One option is to treat any child with a cold who tests positive for the virus. But because the vast majority of children do not develop paralysis, that would mean giving a drug that is likely to be pricey to many who do not need it. Alternatively, doctors could wait and give the drug to those who start to develop muscle weakness — except that might be too late.

Another option: If one child in a preschool class develops the disease, the antibody could be given to others in the class who were exposed. Again, most would not need it, though that would be a more targeted approach, Crowe said.

In the event of a big outbreak in a community, Crowe envisions that the drug could be given on a more widespread, preventive basis, almost like a vaccine. That seems unlikely for now, as the disease is rare. But Crowe worries that the number of cases could keep growing, as it did with polio.

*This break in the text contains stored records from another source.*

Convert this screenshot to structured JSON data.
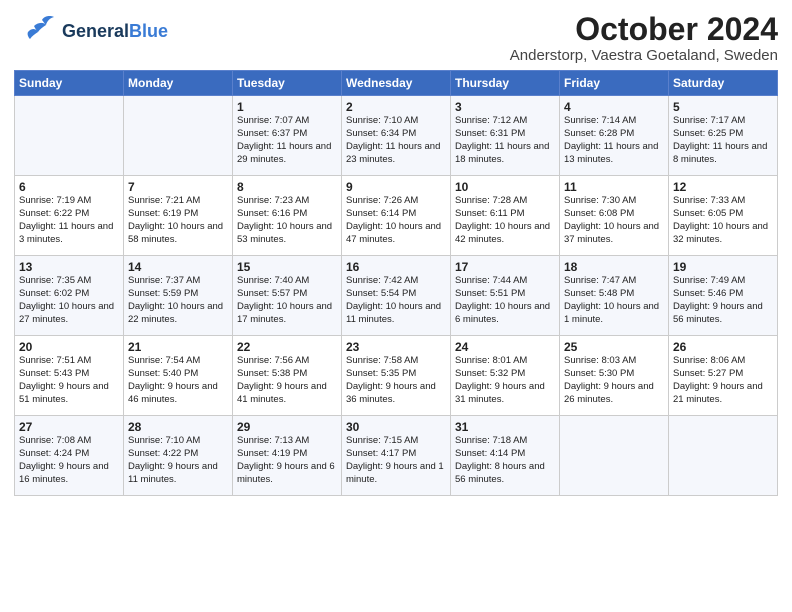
{
  "header": {
    "logo_general": "General",
    "logo_blue": "Blue",
    "title": "October 2024",
    "subtitle": "Anderstorp, Vaestra Goetaland, Sweden"
  },
  "weekdays": [
    "Sunday",
    "Monday",
    "Tuesday",
    "Wednesday",
    "Thursday",
    "Friday",
    "Saturday"
  ],
  "weeks": [
    [
      {
        "day": "",
        "sunrise": "",
        "sunset": "",
        "daylight": ""
      },
      {
        "day": "",
        "sunrise": "",
        "sunset": "",
        "daylight": ""
      },
      {
        "day": "1",
        "sunrise": "Sunrise: 7:07 AM",
        "sunset": "Sunset: 6:37 PM",
        "daylight": "Daylight: 11 hours and 29 minutes."
      },
      {
        "day": "2",
        "sunrise": "Sunrise: 7:10 AM",
        "sunset": "Sunset: 6:34 PM",
        "daylight": "Daylight: 11 hours and 23 minutes."
      },
      {
        "day": "3",
        "sunrise": "Sunrise: 7:12 AM",
        "sunset": "Sunset: 6:31 PM",
        "daylight": "Daylight: 11 hours and 18 minutes."
      },
      {
        "day": "4",
        "sunrise": "Sunrise: 7:14 AM",
        "sunset": "Sunset: 6:28 PM",
        "daylight": "Daylight: 11 hours and 13 minutes."
      },
      {
        "day": "5",
        "sunrise": "Sunrise: 7:17 AM",
        "sunset": "Sunset: 6:25 PM",
        "daylight": "Daylight: 11 hours and 8 minutes."
      }
    ],
    [
      {
        "day": "6",
        "sunrise": "Sunrise: 7:19 AM",
        "sunset": "Sunset: 6:22 PM",
        "daylight": "Daylight: 11 hours and 3 minutes."
      },
      {
        "day": "7",
        "sunrise": "Sunrise: 7:21 AM",
        "sunset": "Sunset: 6:19 PM",
        "daylight": "Daylight: 10 hours and 58 minutes."
      },
      {
        "day": "8",
        "sunrise": "Sunrise: 7:23 AM",
        "sunset": "Sunset: 6:16 PM",
        "daylight": "Daylight: 10 hours and 53 minutes."
      },
      {
        "day": "9",
        "sunrise": "Sunrise: 7:26 AM",
        "sunset": "Sunset: 6:14 PM",
        "daylight": "Daylight: 10 hours and 47 minutes."
      },
      {
        "day": "10",
        "sunrise": "Sunrise: 7:28 AM",
        "sunset": "Sunset: 6:11 PM",
        "daylight": "Daylight: 10 hours and 42 minutes."
      },
      {
        "day": "11",
        "sunrise": "Sunrise: 7:30 AM",
        "sunset": "Sunset: 6:08 PM",
        "daylight": "Daylight: 10 hours and 37 minutes."
      },
      {
        "day": "12",
        "sunrise": "Sunrise: 7:33 AM",
        "sunset": "Sunset: 6:05 PM",
        "daylight": "Daylight: 10 hours and 32 minutes."
      }
    ],
    [
      {
        "day": "13",
        "sunrise": "Sunrise: 7:35 AM",
        "sunset": "Sunset: 6:02 PM",
        "daylight": "Daylight: 10 hours and 27 minutes."
      },
      {
        "day": "14",
        "sunrise": "Sunrise: 7:37 AM",
        "sunset": "Sunset: 5:59 PM",
        "daylight": "Daylight: 10 hours and 22 minutes."
      },
      {
        "day": "15",
        "sunrise": "Sunrise: 7:40 AM",
        "sunset": "Sunset: 5:57 PM",
        "daylight": "Daylight: 10 hours and 17 minutes."
      },
      {
        "day": "16",
        "sunrise": "Sunrise: 7:42 AM",
        "sunset": "Sunset: 5:54 PM",
        "daylight": "Daylight: 10 hours and 11 minutes."
      },
      {
        "day": "17",
        "sunrise": "Sunrise: 7:44 AM",
        "sunset": "Sunset: 5:51 PM",
        "daylight": "Daylight: 10 hours and 6 minutes."
      },
      {
        "day": "18",
        "sunrise": "Sunrise: 7:47 AM",
        "sunset": "Sunset: 5:48 PM",
        "daylight": "Daylight: 10 hours and 1 minute."
      },
      {
        "day": "19",
        "sunrise": "Sunrise: 7:49 AM",
        "sunset": "Sunset: 5:46 PM",
        "daylight": "Daylight: 9 hours and 56 minutes."
      }
    ],
    [
      {
        "day": "20",
        "sunrise": "Sunrise: 7:51 AM",
        "sunset": "Sunset: 5:43 PM",
        "daylight": "Daylight: 9 hours and 51 minutes."
      },
      {
        "day": "21",
        "sunrise": "Sunrise: 7:54 AM",
        "sunset": "Sunset: 5:40 PM",
        "daylight": "Daylight: 9 hours and 46 minutes."
      },
      {
        "day": "22",
        "sunrise": "Sunrise: 7:56 AM",
        "sunset": "Sunset: 5:38 PM",
        "daylight": "Daylight: 9 hours and 41 minutes."
      },
      {
        "day": "23",
        "sunrise": "Sunrise: 7:58 AM",
        "sunset": "Sunset: 5:35 PM",
        "daylight": "Daylight: 9 hours and 36 minutes."
      },
      {
        "day": "24",
        "sunrise": "Sunrise: 8:01 AM",
        "sunset": "Sunset: 5:32 PM",
        "daylight": "Daylight: 9 hours and 31 minutes."
      },
      {
        "day": "25",
        "sunrise": "Sunrise: 8:03 AM",
        "sunset": "Sunset: 5:30 PM",
        "daylight": "Daylight: 9 hours and 26 minutes."
      },
      {
        "day": "26",
        "sunrise": "Sunrise: 8:06 AM",
        "sunset": "Sunset: 5:27 PM",
        "daylight": "Daylight: 9 hours and 21 minutes."
      }
    ],
    [
      {
        "day": "27",
        "sunrise": "Sunrise: 7:08 AM",
        "sunset": "Sunset: 4:24 PM",
        "daylight": "Daylight: 9 hours and 16 minutes."
      },
      {
        "day": "28",
        "sunrise": "Sunrise: 7:10 AM",
        "sunset": "Sunset: 4:22 PM",
        "daylight": "Daylight: 9 hours and 11 minutes."
      },
      {
        "day": "29",
        "sunrise": "Sunrise: 7:13 AM",
        "sunset": "Sunset: 4:19 PM",
        "daylight": "Daylight: 9 hours and 6 minutes."
      },
      {
        "day": "30",
        "sunrise": "Sunrise: 7:15 AM",
        "sunset": "Sunset: 4:17 PM",
        "daylight": "Daylight: 9 hours and 1 minute."
      },
      {
        "day": "31",
        "sunrise": "Sunrise: 7:18 AM",
        "sunset": "Sunset: 4:14 PM",
        "daylight": "Daylight: 8 hours and 56 minutes."
      },
      {
        "day": "",
        "sunrise": "",
        "sunset": "",
        "daylight": ""
      },
      {
        "day": "",
        "sunrise": "",
        "sunset": "",
        "daylight": ""
      }
    ]
  ]
}
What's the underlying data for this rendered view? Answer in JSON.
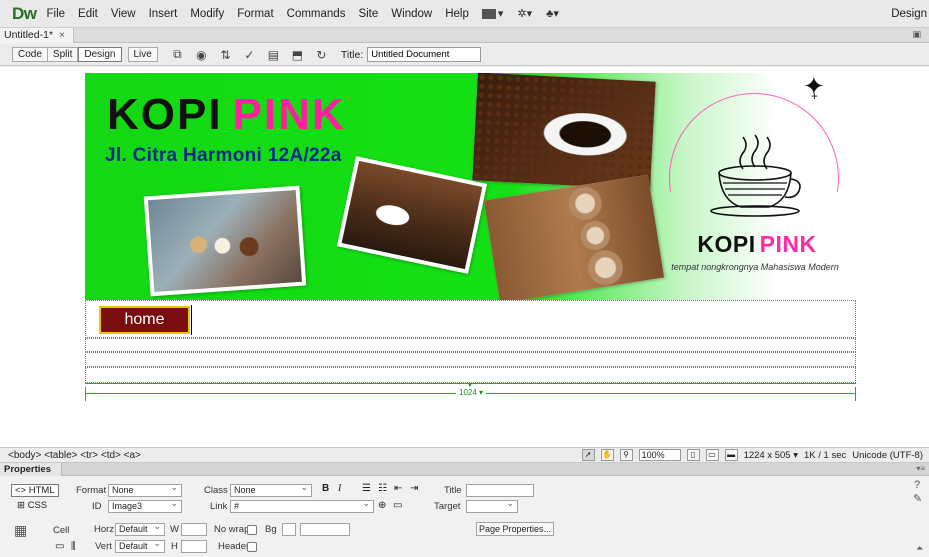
{
  "app": {
    "logo": "Dw",
    "menu": [
      "File",
      "Edit",
      "View",
      "Insert",
      "Modify",
      "Format",
      "Commands",
      "Site",
      "Window",
      "Help"
    ],
    "workspace": "Design"
  },
  "doc_tab": {
    "label": "Untitled-1*",
    "close": "×"
  },
  "toolbar": {
    "views": [
      "Code",
      "Split",
      "Design",
      "Live"
    ],
    "active_view": "Design",
    "title_label": "Title:",
    "title_value": "Untitled Document"
  },
  "banner": {
    "title_a": "KOPI",
    "title_b": "PINK",
    "address": "Jl. Citra Harmoni 12A/22a",
    "logo_name_a": "KOPI",
    "logo_name_b": "PINK",
    "tagline": "tempat nongkrongnya Mahasiswa Modern"
  },
  "nav": {
    "home_label": "home"
  },
  "ruler": {
    "width_label": "1024 ▾"
  },
  "status": {
    "tag_selector": "<body> <table> <tr> <td> <a>",
    "zoom": "100%",
    "window_size": "1224 x 505 ▾",
    "download": "1K / 1 sec",
    "encoding": "Unicode (UTF-8)"
  },
  "properties": {
    "panel_title": "Properties",
    "html_label": "HTML",
    "css_label": "CSS",
    "format_label": "Format",
    "format_value": "None",
    "class_label": "Class",
    "class_value": "None",
    "id_label": "ID",
    "id_value": "Image3",
    "link_label": "Link",
    "link_value": "#",
    "title_label": "Title",
    "target_label": "Target",
    "bold": "B",
    "italic": "I",
    "page_properties": "Page Properties...",
    "cell_label": "Cell",
    "horz_label": "Horz",
    "horz_value": "Default",
    "vert_label": "Vert",
    "vert_value": "Default",
    "w_label": "W",
    "h_label": "H",
    "nowrap_label": "No wrap",
    "bg_label": "Bg",
    "header_label": "Header"
  }
}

“It’s pretty tricky to figure out what we need to do,” he said.

The virus’s two-year cycle also remains something of a mystery, though such multiyear cycles are not unheard of in infectious disease. In simplest terms, viruses spread when enough people are susceptible. So last year and in other odd-numbered years, most preschool-age children may already have been infected.

This fall, a new population of susceptible children will start preschool, though pediatricians are hopeful that reduced hours and other forms of COVID-related social distancing may hamper the spread of the enterovirus.

But Hopkins, the CHOP neurologist, worries that it might simply come back stronger next year. If that is the case, Crowe and his colleagues studying the antibody plan to be ready — if they can get enough support.